The Healing, by Joy Margetts

Set in 1231, this beautiful historical novel takes one deep into the heart of a troubled, noble soldier as he journeys from despair, to find a new, unexpected life and fresh hope in old familiar landscapes. The depth of his raw pain, his recovery and healing are all delicately explored, through the rich characters that one soon comes to love. I was delighted to hear that I sequel novella was coming…

The Beloved, by Joy Margetts

I eagerly read this as an e-book, wanting to reacquaint with the beloved characters from The Healing. This historical novella is set in 1250 and explores gratitude, courtship and the difficult task of making healthy choices. It is a delightful story, that makes one wish to physically roam the unspoilt countryside of Wales too.

Stories From The Heart, by Olusola Sophia Anyanwu

I thoroughly enjoyed these 15 entertaining, captivating short stories. They are clearly written with acute observations of the lives and attitudes of young people in Nigeria in the early 1980’s. Sophia’s own experiences and humour come alive in an authentic voice of the time, filling the stories with life, love and the optimistic concerns and dreams of those emerging into adulthood.
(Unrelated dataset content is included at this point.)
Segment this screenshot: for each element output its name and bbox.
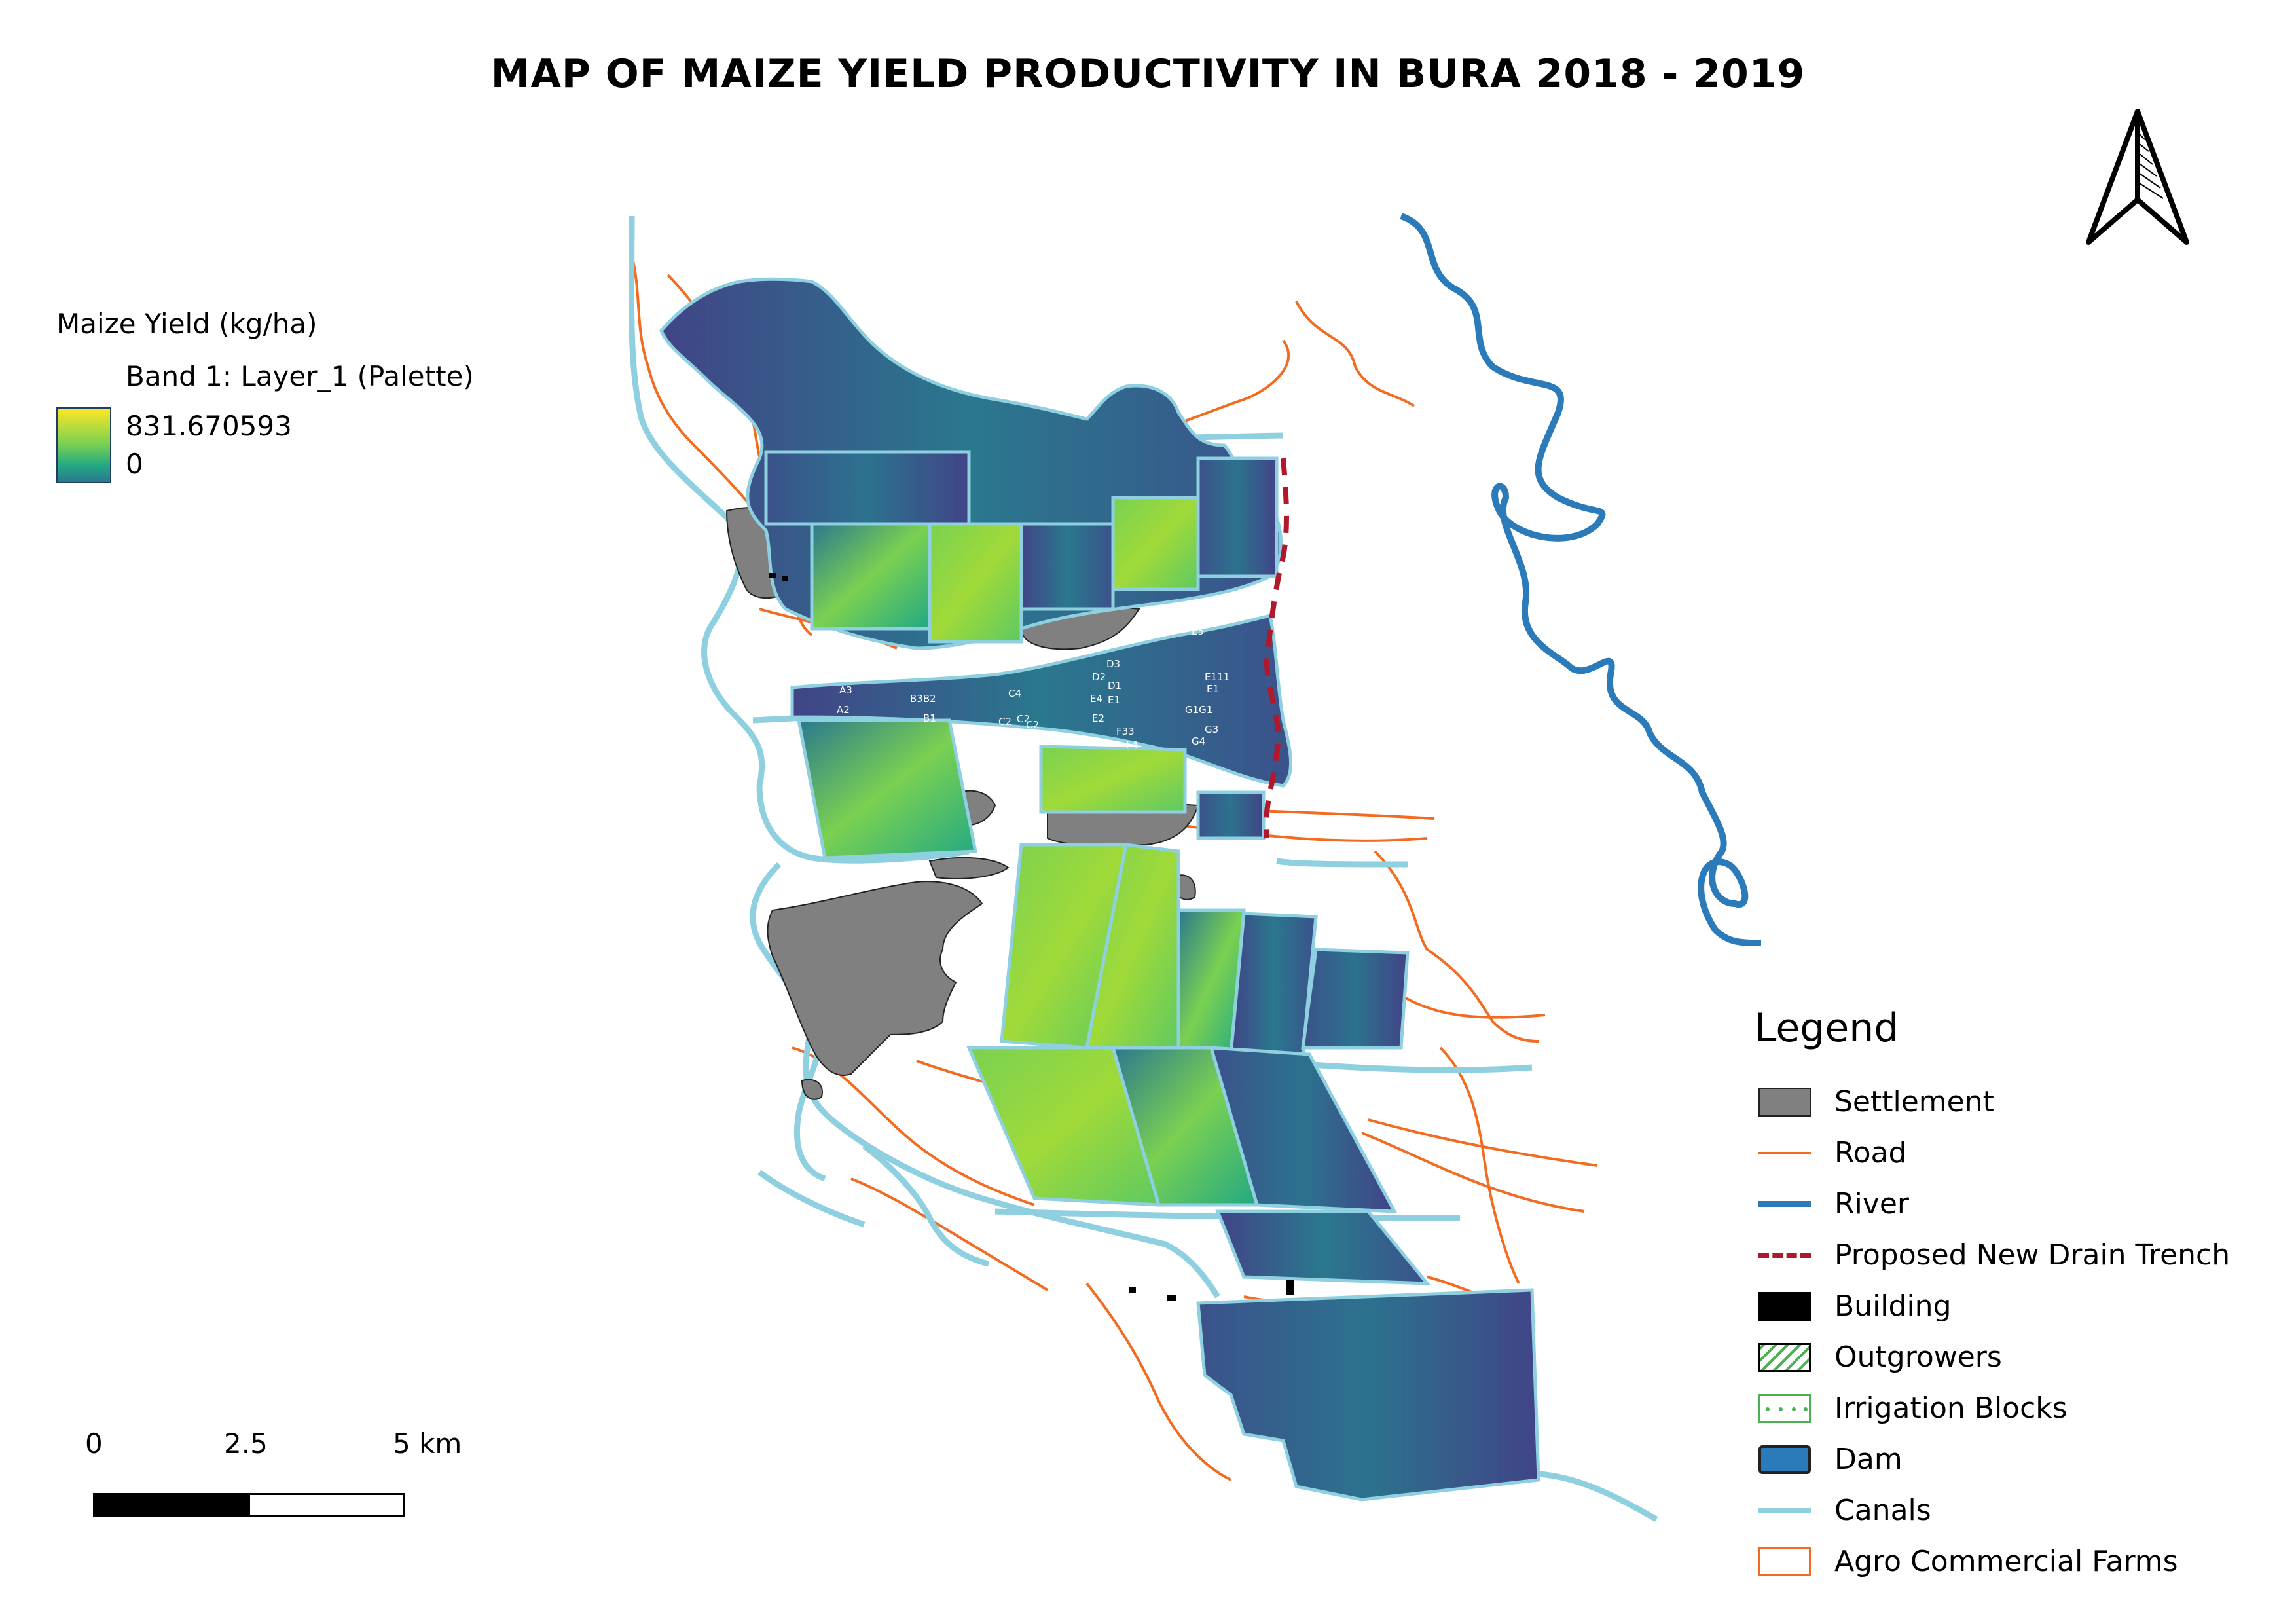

Walled City, by Maressa Mortimer

This is an exciting, dystopian-type adventure to a city world where emotions are banned and life is closely monitored. Infiltrating Elabi and bringing love and hope seems like an impossible mission to Gax… I loved the exploration of the concepts, characters and the story, and can’t wait to read the second book, in the Elabi Chronicles, to uncover the mysteries still to be revealed.